We all have people who inspire us, be it parents, friends, artists or even footballers. But inspiration is an odd thing. What is it? We all think we know, but when you try and grasp it, it disappears like a dog's breath on a cold morning.
One of my early inspirations was my granddad, Fred. A coal miner from Castleford, he spent most of his life stripped to the waist and three miles deep under the coalfields of West Yorkshire. But that wasn't why he was inspiring. I still sling to his memory, even though he died over 40 years ago, because he was a kind auld fella with a roguish sense of humour and a rebellious spirit, and was full of working-class philosophy.
He would take me around Castleford on little adventures which involved all sorts of odd things, such as brewing beer from nettles or cooking curry in a bin lid on his allotment. One of his favourite tricks was to walk out into the road, flag down a car, get in the passenger side and basically blag a lift home. It was a form of mugging and too real chutzpah. This is how he moved around town for years.
He used to tell me that I should always have a passion for something - one thing you totally love - and that would see you through life. He would encourage me to enjoy every sandwich and live for the moment. "Now is all you've got, our John," he would say. Cheers Fred.
He was great, but I didn't hero-worship him; if I had, he would have told me not to be so bloody daft. He wouldn't have wanted to be seen on a pedestal, and this may be why I feel so uncomfortable when a footballer is treated in that way. For all the inspiration he provided for me and others, he was still just a bloke.
I do understand why footballers are held in high affection but the mawkish display at Anfield this weekend was almost unpleasant in its bizarre sugariness. I'm not really sure what was going on. It seemed very odd for the crowd to stay behind in order to wave goodbye and say thank you to a man whose name they have been chanting for 15 years. Was that not enough recognition and adulation already? Why was it necessary to do it all again. For longer.
It isn't as though playing for Liverpool was an act of selfless sacrifice that has gone without accolade or reward. This wasn't a nurse who wiped backsides for 20 years on minimum wage for little or no recognition. It was a man paid beyond the dreams of avarice to play football. It wasn't a small, unrecognised act that needed extra praise. It had already been acknowledged thousands of times.
This business of genuflecting at the feet of the one-club man is slightly bizarre. Again, he didn't play for free, it wasn't a massively unselfish act. So what was he being thanked for? For enjoying playing for his club? OK. That's weird enough, isn't it? Where does that stop? I'm not saying it's wrong to appreciate a footballer, but this soap opera treatment owes much to the weird celebrity culture of 2015 and little to common sense or appropriateness. And why were his children involved? Were the crowd being invited to celebrate his fertility? His ability to reproduce? Clearly this wasn't about him just being a sportsman. It was about who he is; a celebration of his character.

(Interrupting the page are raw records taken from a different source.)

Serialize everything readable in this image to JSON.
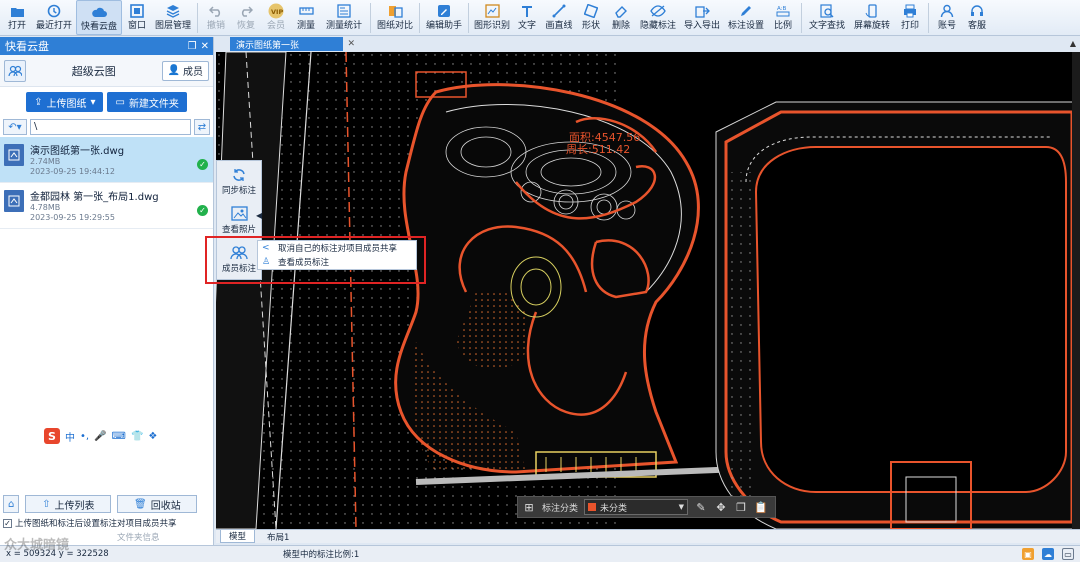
{
  "toolbar": {
    "items": [
      {
        "label": "打开",
        "icon": "folder-open-icon"
      },
      {
        "label": "最近打开",
        "icon": "history-icon"
      },
      {
        "label": "快看云盘",
        "icon": "cloud-icon"
      },
      {
        "label": "窗口",
        "icon": "window-icon"
      },
      {
        "label": "图层管理",
        "icon": "layers-icon"
      },
      {
        "label": "撤销",
        "icon": "undo-icon"
      },
      {
        "label": "恢复",
        "icon": "redo-icon"
      },
      {
        "label": "会员",
        "icon": "vip-icon"
      },
      {
        "label": "测量",
        "icon": "ruler-icon"
      },
      {
        "label": "测量统计",
        "icon": "measure-stats-icon"
      },
      {
        "label": "图纸对比",
        "icon": "compare-icon"
      },
      {
        "label": "编辑助手",
        "icon": "edit-assistant-icon"
      },
      {
        "label": "图形识别",
        "icon": "shape-recognize-icon"
      },
      {
        "label": "文字",
        "icon": "text-icon"
      },
      {
        "label": "画直线",
        "icon": "line-icon"
      },
      {
        "label": "形状",
        "icon": "shape-icon"
      },
      {
        "label": "删除",
        "icon": "eraser-icon"
      },
      {
        "label": "隐藏标注",
        "icon": "hide-annotation-icon"
      },
      {
        "label": "导入导出",
        "icon": "import-export-icon"
      },
      {
        "label": "标注设置",
        "icon": "annotation-settings-icon"
      },
      {
        "label": "比例",
        "icon": "scale-icon"
      },
      {
        "label": "文字查找",
        "icon": "text-search-icon"
      },
      {
        "label": "屏幕旋转",
        "icon": "rotate-icon"
      },
      {
        "label": "打印",
        "icon": "printer-icon"
      },
      {
        "label": "账号",
        "icon": "user-icon"
      },
      {
        "label": "客服",
        "icon": "headset-icon"
      }
    ]
  },
  "panel": {
    "title": "快看云盘",
    "cloud_title": "超级云图",
    "member_label": "成员",
    "upload_label": "上传图纸",
    "new_folder_label": "新建文件夹",
    "path_value": "\\",
    "files": [
      {
        "name": "演示图纸第一张.dwg",
        "size": "2.74MB",
        "date": "2023-09-25 19:44:12"
      },
      {
        "name": "金都园林 第一张_布局1.dwg",
        "size": "4.78MB",
        "date": "2023-09-25 19:29:55"
      }
    ],
    "ime_label": "中",
    "upload_list_label": "上传列表",
    "recycle_label": "回收站",
    "checkbox1_label": "上传图纸和标注后设置标注对项目成员共享",
    "checkbox2_label": "文件夹信息"
  },
  "doc_tab": {
    "title": "演示图纸第一张"
  },
  "side_panel": {
    "items": [
      {
        "label": "同步标注",
        "icon": "sync-icon"
      },
      {
        "label": "查看照片",
        "icon": "photo-icon"
      },
      {
        "label": "成员标注",
        "icon": "members-icon"
      }
    ]
  },
  "context_menu": {
    "items": [
      {
        "label": "取消自己的标注对项目成员共享",
        "icon": "share-icon"
      },
      {
        "label": "查看成员标注",
        "icon": "person-icon"
      }
    ]
  },
  "drawing": {
    "text_area": "面积:4547.56",
    "text_perimeter": "周长:511.42"
  },
  "filter_bar": {
    "label": "标注分类",
    "selected": "未分类"
  },
  "layout_tabs": [
    "模型",
    "布局1"
  ],
  "status": {
    "coords": "x = 509324  y = 322528",
    "ratio": "模型中的标注比例:1"
  },
  "watermark": "众大城暗镜",
  "colors": {
    "accent": "#2f7fd6",
    "cad_orange": "#e8542c",
    "cad_white": "#e8e8e8",
    "highlight_red": "#e02424",
    "ok_green": "#22b14c"
  }
}
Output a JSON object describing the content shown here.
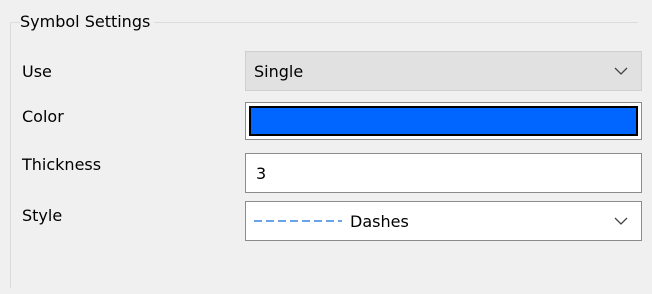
{
  "group": {
    "title": "Symbol Settings"
  },
  "use": {
    "label": "Use",
    "selected": "Single"
  },
  "color": {
    "label": "Color",
    "value": "#0066ff"
  },
  "thickness": {
    "label": "Thickness",
    "value": "3"
  },
  "style": {
    "label": "Style",
    "selected": "Dashes",
    "preview_color": "#3a86e0"
  },
  "icons": {
    "dropdown": "chevron-down-icon",
    "style_preview": "dashed-line-icon"
  }
}
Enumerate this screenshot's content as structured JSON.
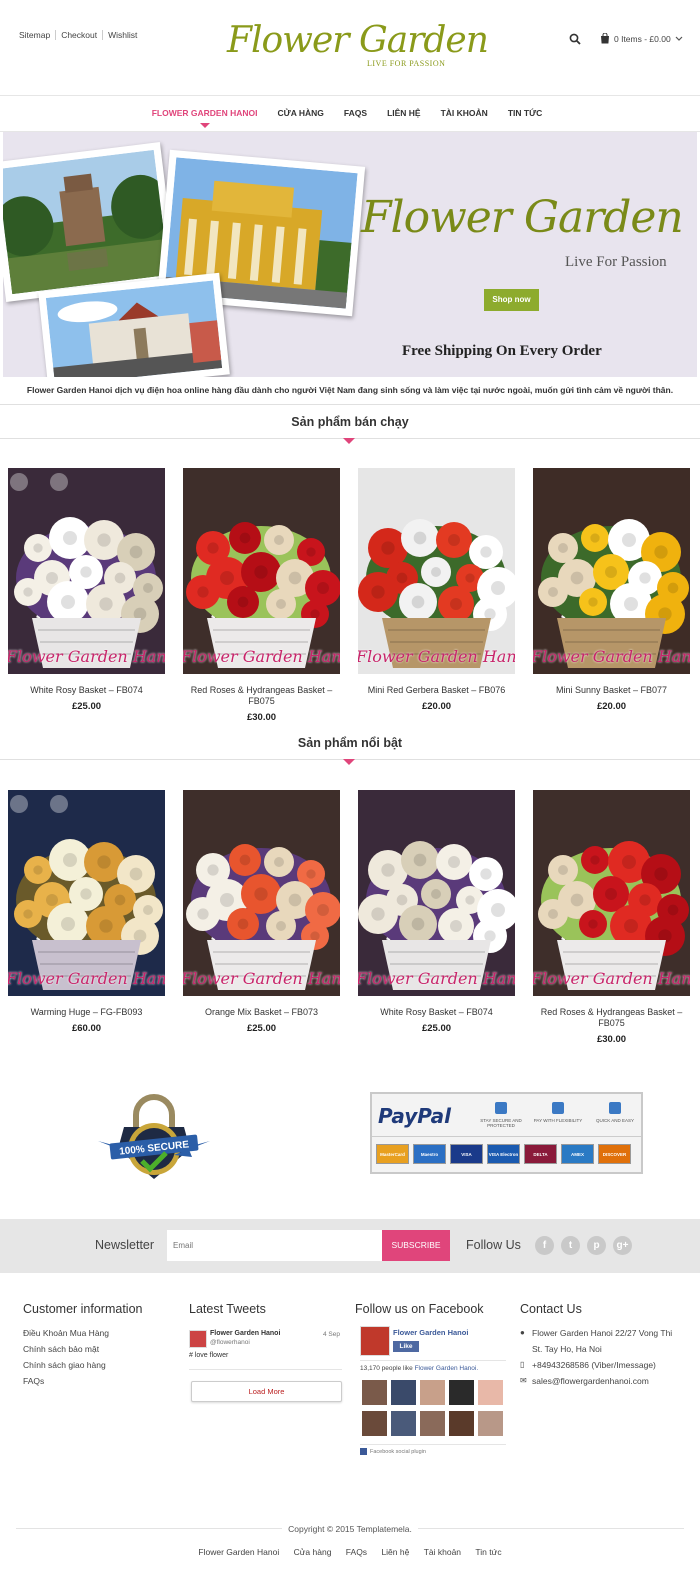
{
  "header": {
    "top_links": [
      "Sitemap",
      "Checkout",
      "Wishlist"
    ],
    "logo_title": "Flower Garden",
    "logo_tagline": "LIVE FOR PASSION",
    "cart_label": "0 Items - £0.00"
  },
  "nav": {
    "items": [
      "FLOWER GARDEN HANOI",
      "CỬA HÀNG",
      "FAQS",
      "LIÊN HỆ",
      "TÀI KHOẢN",
      "TIN TỨC"
    ],
    "active": "FLOWER GARDEN HANOI"
  },
  "banner": {
    "title": "Flower Garden",
    "subtitle": "Live For Passion",
    "button": "Shop now",
    "shipping": "Free Shipping On Every Order"
  },
  "tagline": "Flower Garden Hanoi dịch vụ điện hoa online hàng đầu dành cho người Việt Nam đang sinh sống và làm việc tại nước ngoài, muốn gửi tình cảm về người thân.",
  "bestsellers": {
    "title": "Sản phẩm bán chạy",
    "products": [
      {
        "name": "White Rosy Basket – FB074",
        "price": "£25.00",
        "watermark": "Flower Garden Hanoi"
      },
      {
        "name": "Red Roses & Hydrangeas Basket – FB075",
        "price": "£30.00",
        "watermark": "Flower Garden Hanoi"
      },
      {
        "name": "Mini Red Gerbera Basket – FB076",
        "price": "£20.00",
        "watermark": "Flower Garden Hanoi"
      },
      {
        "name": "Mini Sunny Basket – FB077",
        "price": "£20.00",
        "watermark": "Flower Garden Hanoi"
      }
    ]
  },
  "featured": {
    "title": "Sản phẩm nổi bật",
    "products": [
      {
        "name": "Warming Huge – FG-FB093",
        "price": "£60.00",
        "watermark": "Flower Garden Hanoi"
      },
      {
        "name": "Orange Mix Basket – FB073",
        "price": "£25.00",
        "watermark": "Flower Garden Hanoi"
      },
      {
        "name": "White Rosy Basket – FB074",
        "price": "£25.00",
        "watermark": "Flower Garden Hanoi"
      },
      {
        "name": "Red Roses & Hydrangeas Basket – FB075",
        "price": "£30.00",
        "watermark": "Flower Garden Hanoi"
      }
    ]
  },
  "badges": {
    "secure_text": "100% SECURE",
    "paypal_logo": "PayPal",
    "paypal_features": [
      "STAY SECURE AND PROTECTED",
      "PAY WITH FLEXIBILITY",
      "QUICK AND EASY"
    ],
    "cards": [
      "MasterCard",
      "Maestro",
      "VISA",
      "VISA Electron",
      "DELTA",
      "AMEX",
      "DISCOVER"
    ]
  },
  "newsletter": {
    "label": "Newsletter",
    "placeholder": "Email",
    "button": "SUBSCRIBE",
    "follow_label": "Follow Us",
    "social_icons": [
      "facebook-icon",
      "twitter-icon",
      "pinterest-icon",
      "google-plus-icon"
    ]
  },
  "footer": {
    "customer": {
      "title": "Customer information",
      "links": [
        "Điều Khoản Mua Hàng",
        "Chính sách bảo mật",
        "Chính sách giao hàng",
        "FAQs"
      ]
    },
    "tweets": {
      "title": "Latest Tweets",
      "author": "Flower Garden Hanoi",
      "handle": "@flowerhanoi",
      "date": "4 Sep",
      "text": "# love flower",
      "load_more": "Load More"
    },
    "facebook": {
      "title": "Follow us on Facebook",
      "page_name": "Flower Garden Hanoi",
      "like_button": "Like",
      "likes_prefix": "13,170 people like",
      "likes_page": "Flower Garden Hanoi.",
      "plugin_label": "Facebook social plugin"
    },
    "contact": {
      "title": "Contact Us",
      "address": "Flower Garden Hanoi 22/27 Vong Thi St. Tay Ho, Ha Noi",
      "phone": "+84943268586 (Viber/Imessage)",
      "email": "sales@flowergardenhanoi.com"
    },
    "copyright": "Copyright © 2015 Templatemela.",
    "bottom_links": [
      "Flower Garden Hanoi",
      "Cửa hàng",
      "FAQs",
      "Liên hệ",
      "Tài khoản",
      "Tin tức"
    ]
  },
  "colors": {
    "accent_pink": "#e0457b",
    "logo_green": "#8a9a1a",
    "shop_button": "#8dab2d"
  }
}
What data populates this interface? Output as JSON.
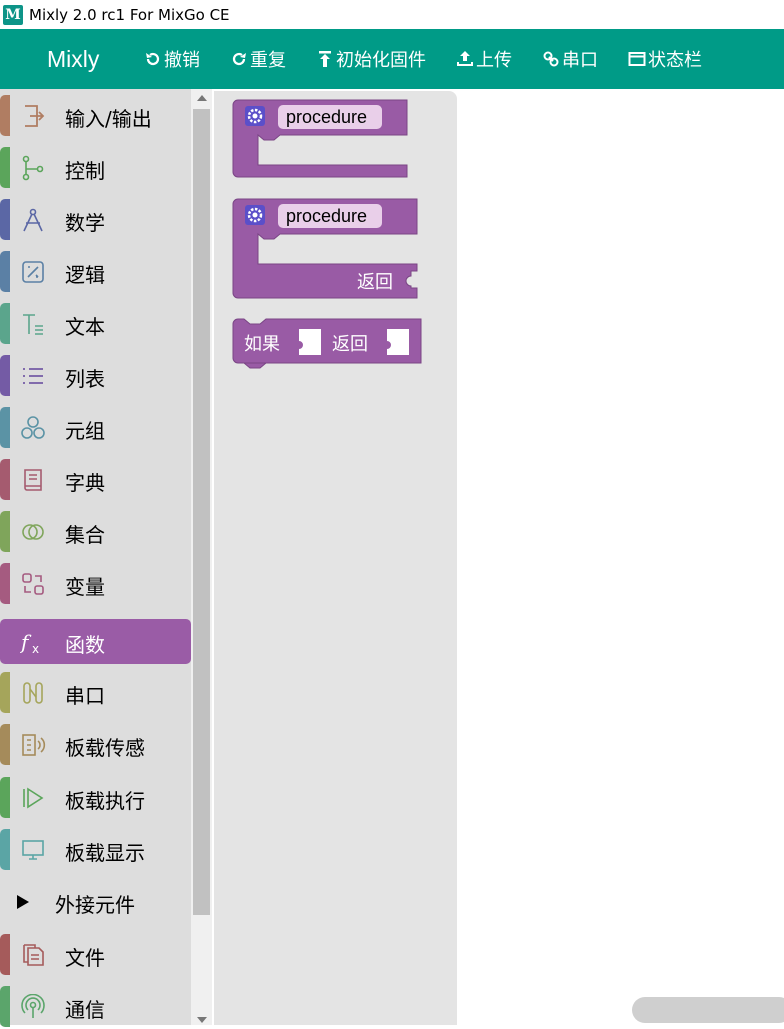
{
  "window": {
    "title": "Mixly 2.0 rc1 For MixGo CE",
    "icon": "mixly-logo-icon",
    "icon_glyph": "M"
  },
  "toolbar": {
    "brand": "Mixly",
    "undo": "撤销",
    "redo": "重复",
    "init_firmware": "初始化固件",
    "upload": "上传",
    "serial": "串口",
    "statusbar": "状态栏"
  },
  "categories": [
    {
      "label": "输入/输出",
      "icon": "input-output-icon",
      "color": "#b07d62"
    },
    {
      "label": "控制",
      "icon": "control-icon",
      "color": "#5ba55b"
    },
    {
      "label": "数学",
      "icon": "math-compass-icon",
      "color": "#5b67a5"
    },
    {
      "label": "逻辑",
      "icon": "logic-icon",
      "color": "#5b80a5"
    },
    {
      "label": "文本",
      "icon": "text-icon",
      "color": "#5ba58c"
    },
    {
      "label": "列表",
      "icon": "list-icon",
      "color": "#745ba5"
    },
    {
      "label": "元组",
      "icon": "tuple-icon",
      "color": "#5b93a5"
    },
    {
      "label": "字典",
      "icon": "dictionary-icon",
      "color": "#a55b6f"
    },
    {
      "label": "集合",
      "icon": "set-icon",
      "color": "#7fa55b"
    },
    {
      "label": "变量",
      "icon": "variable-icon",
      "color": "#a55b80"
    },
    {
      "label": "函数",
      "icon": "function-icon",
      "color": "#9a5ca6",
      "selected": true
    },
    {
      "label": "串口",
      "icon": "serial-icon",
      "color": "#a5a55b"
    },
    {
      "label": "板载传感",
      "icon": "onboard-sensor-icon",
      "color": "#a58b5b"
    },
    {
      "label": "板载执行",
      "icon": "onboard-actuator-icon",
      "color": "#5ba55b"
    },
    {
      "label": "板载显示",
      "icon": "onboard-display-icon",
      "color": "#5ba5a5"
    },
    {
      "label": "外接元件",
      "icon": "expand-triangle-icon",
      "color": "",
      "plain": true
    },
    {
      "label": "文件",
      "icon": "file-icon",
      "color": "#a55b5b"
    },
    {
      "label": "通信",
      "icon": "communication-icon",
      "color": "#5ba56b"
    }
  ],
  "blocks": {
    "proc_no_return": {
      "name": "procedure"
    },
    "proc_return": {
      "name": "procedure",
      "return_label": "返回"
    },
    "if_return": {
      "if_label": "如果",
      "return_label": "返回"
    }
  },
  "colors": {
    "toolbar": "#009b87",
    "block": "#995ba5",
    "selected": "#9a5ca6"
  }
}
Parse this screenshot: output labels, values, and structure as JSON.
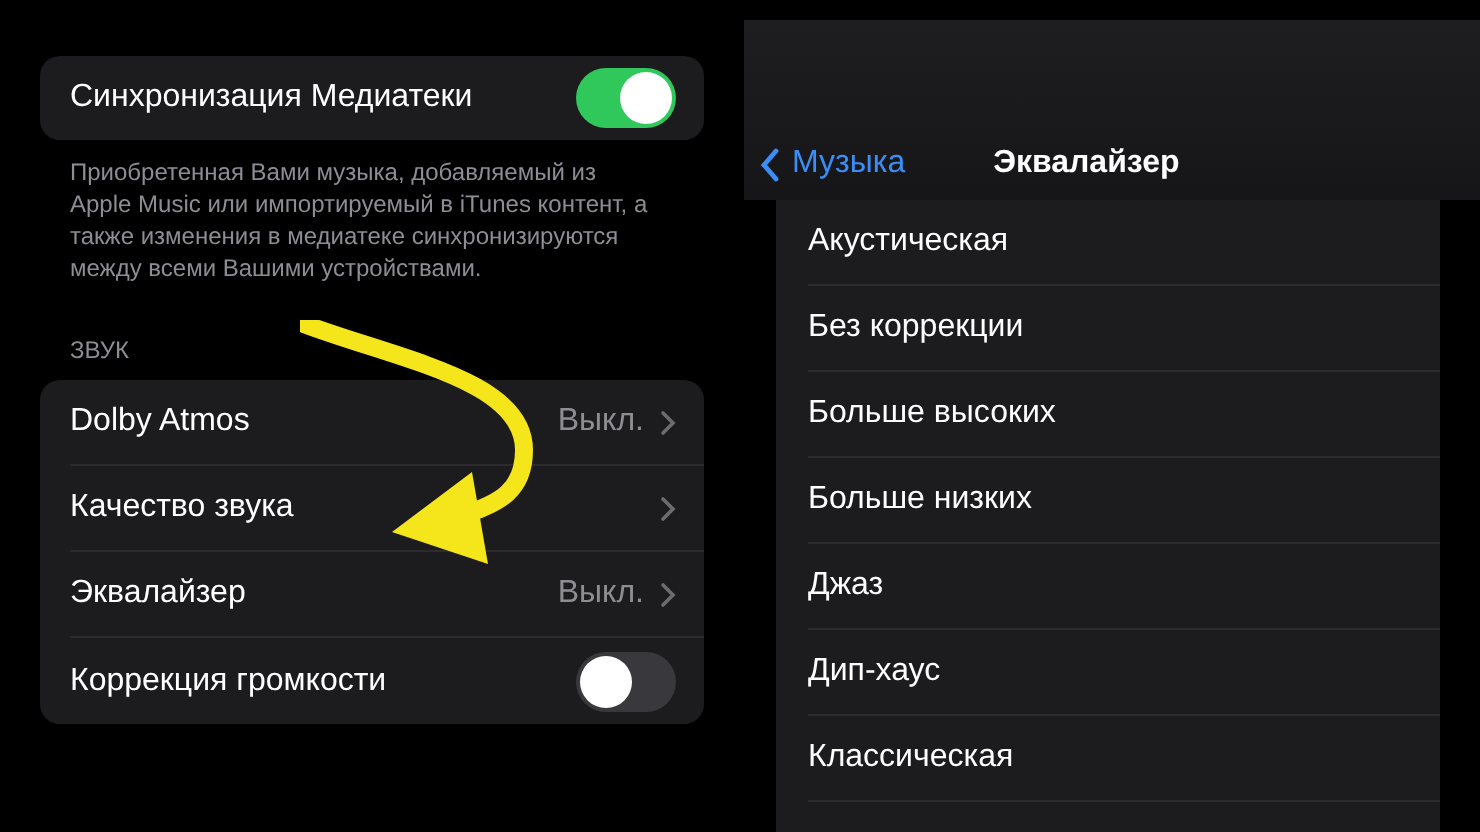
{
  "library_sync": {
    "label": "Синхронизация Медиатеки",
    "on": true
  },
  "sync_description": "Приобретенная Вами музыка, добавляемый из Apple Music или импортируемый в iTunes контент, а также изменения в медиатеке синхронизируются между всеми Вашими устройствами.",
  "sound_section": {
    "header": "ЗВУК",
    "rows": [
      {
        "kind": "link",
        "label": "Dolby Atmos",
        "value": "Выкл."
      },
      {
        "kind": "link",
        "label": "Качество звука"
      },
      {
        "kind": "link",
        "label": "Эквалайзер",
        "value": "Выкл."
      },
      {
        "kind": "toggle",
        "label": "Коррекция громкости",
        "on": false
      }
    ]
  },
  "equalizer": {
    "back": "Музыка",
    "title": "Эквалайзер",
    "options": [
      "Акустическая",
      "Без коррекции",
      "Больше высоких",
      "Больше низких",
      "Джаз",
      "Дип-хаус",
      "Классическая"
    ]
  }
}
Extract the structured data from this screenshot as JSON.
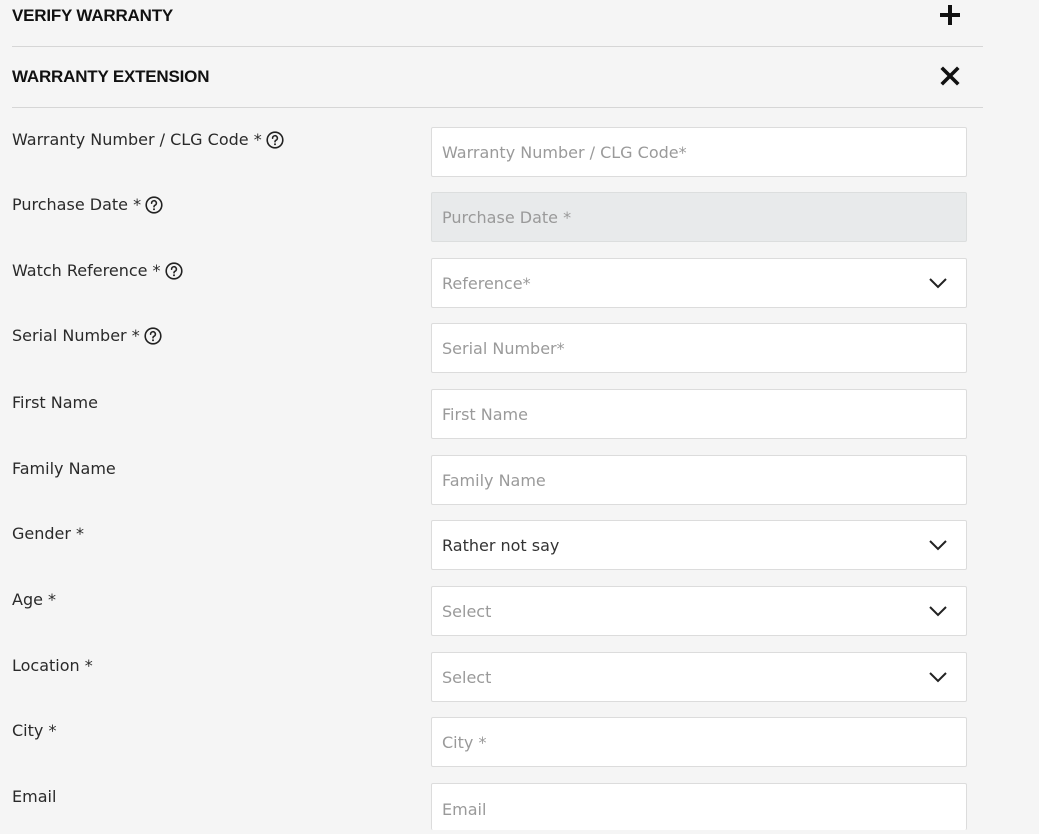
{
  "accordion": {
    "verify": {
      "title": "VERIFY WARRANTY",
      "icon": "plus-icon"
    },
    "extension": {
      "title": "WARRANTY EXTENSION",
      "icon": "close-icon"
    }
  },
  "form": {
    "warranty_number": {
      "label": "Warranty Number / CLG Code *",
      "placeholder": "Warranty Number / CLG Code*",
      "value": ""
    },
    "purchase_date": {
      "label": "Purchase Date *",
      "placeholder": "Purchase Date *",
      "value": ""
    },
    "watch_reference": {
      "label": "Watch Reference *",
      "selected": "Reference*"
    },
    "serial_number": {
      "label": "Serial Number *",
      "placeholder": "Serial Number*",
      "value": ""
    },
    "first_name": {
      "label": "First Name",
      "placeholder": "First Name",
      "value": ""
    },
    "family_name": {
      "label": "Family Name",
      "placeholder": "Family Name",
      "value": ""
    },
    "gender": {
      "label": "Gender *",
      "selected": "Rather not say"
    },
    "age": {
      "label": "Age *",
      "selected": "Select"
    },
    "location": {
      "label": "Location *",
      "selected": "Select"
    },
    "city": {
      "label": "City *",
      "placeholder": "City *",
      "value": ""
    },
    "email": {
      "label": "Email",
      "placeholder": "Email",
      "value": ""
    }
  }
}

We are encouraged to think of Steven as not just a great footballer but as a great man. Football does this to its favoured sons. Because you're good at football, it is almost by osmosis assumed you are also a good man - as if the two simply go together. But that's a very uncomfortable assumption to make. Just because we like a footballer, so we have to like him as a man? Do we have to share his values? His politics? I don't know anything about Gerrard's life but I would wager, like all of us, he is a mixture of saint and sinner. This is being human. so all this public adoration is to say 'thank you for being human'. I find it all very puzzling when done on this scale. It feels wrong. It's too much about not enough.
Who had asked for this event to happen? It wasn't a testimonial game and all it involved was him walking around a bit, looking a little awkward, which is pretty much all he has done on the pitch for the last couple of years anyway.